La lleva al sofá de la sala, la desnuda por completo revelando pechos redondos con pezones rosados endurecidos y una figura voluptuosa que brilla bajo la luz tenue. La acuesta boca arriba, se posiciona entre sus piernas abiertas ampliamente y frota su miembro endurecido contra la entrada virgen, lubricada por los fluidos que fluyen copiosamente. Ella susurra "no... espera... todavía no", con voz temblorosa, pero sus caderas se elevan instintivamente. Él avanza despacio, sintiendo la estrechez inicial que cede con cada centímetro, hasta enterrarse por completo en el calor apretado. Comienza a moverse con embestidas suaves al principio, luego más profundas y rápidas, golpeando contra el fondo mientras ella gime cada vez más alto, las manos aferradas a sus hombros.
El ritmo acelera; él la besa con urgencia, lengua entrelazada, mientras sus caderas chocan con fuerza rítmica. Ella envuelve las piernas alrededor de su cintura, atrayéndolo más adentro, el placer superando la resistencia inicial. De pronto, él anuncia entre jadeos: "solo quedan 15 segundos... voy a llenarte...". Ella niega con la cabeza, murmura "detente... por favor... adentro no...", pero su cuerpo traiciona: las paredes internas se contraen alrededor de él, apretando con fuerza como si lo invitara. Cuenta los segundos en voz baja —"10... 9... 8..."— mientras acelera las embestidas, cada una más profunda, hasta que llega al límite. Libera una descarga espesa y abundante directamente dentro, llenándola hasta el borde; el exceso rebosa por los lados mientras ella tiembla en un orgasmo involuntario, ojos en blanco por el éxtasis abrumador, gemidos ahogados convirtiéndose en suspiros de aceptación.

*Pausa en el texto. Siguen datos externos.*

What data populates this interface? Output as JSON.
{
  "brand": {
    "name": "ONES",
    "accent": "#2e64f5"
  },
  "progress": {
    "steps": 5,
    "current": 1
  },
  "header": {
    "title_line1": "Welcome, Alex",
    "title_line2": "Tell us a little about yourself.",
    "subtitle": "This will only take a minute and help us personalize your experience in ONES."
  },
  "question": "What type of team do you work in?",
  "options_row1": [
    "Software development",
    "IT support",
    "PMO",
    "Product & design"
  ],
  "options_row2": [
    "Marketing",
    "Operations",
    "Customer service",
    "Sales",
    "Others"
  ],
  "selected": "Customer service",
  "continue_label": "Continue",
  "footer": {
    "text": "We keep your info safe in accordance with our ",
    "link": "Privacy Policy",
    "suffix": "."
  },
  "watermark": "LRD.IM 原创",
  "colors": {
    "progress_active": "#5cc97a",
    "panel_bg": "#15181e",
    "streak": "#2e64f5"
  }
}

Después del clímax, permanece dentro, sintiendo las contracciones residuales que exprimen las últimas gotas. Ella lo mira con expresión confusa, mezcla de vergüenza y satisfacción naciente, respirando agitada. No dice nada más; solo se queda allí, cuerpos entrelazados, el calor del semen derramado sellando el momento. El título resuena en la escena: esos últimos 15 segundos de advertencia inútil, donde el rechazo se transforma en entrega total, dejando a la hermanastra mestiza marcada por dentro, atrapada en un secreto que ya no puede ignorar. El deseo, una vez desatado, promete más encuentros donde la cuenta regresiva volverá a empezar, cada vez con menos resistencia.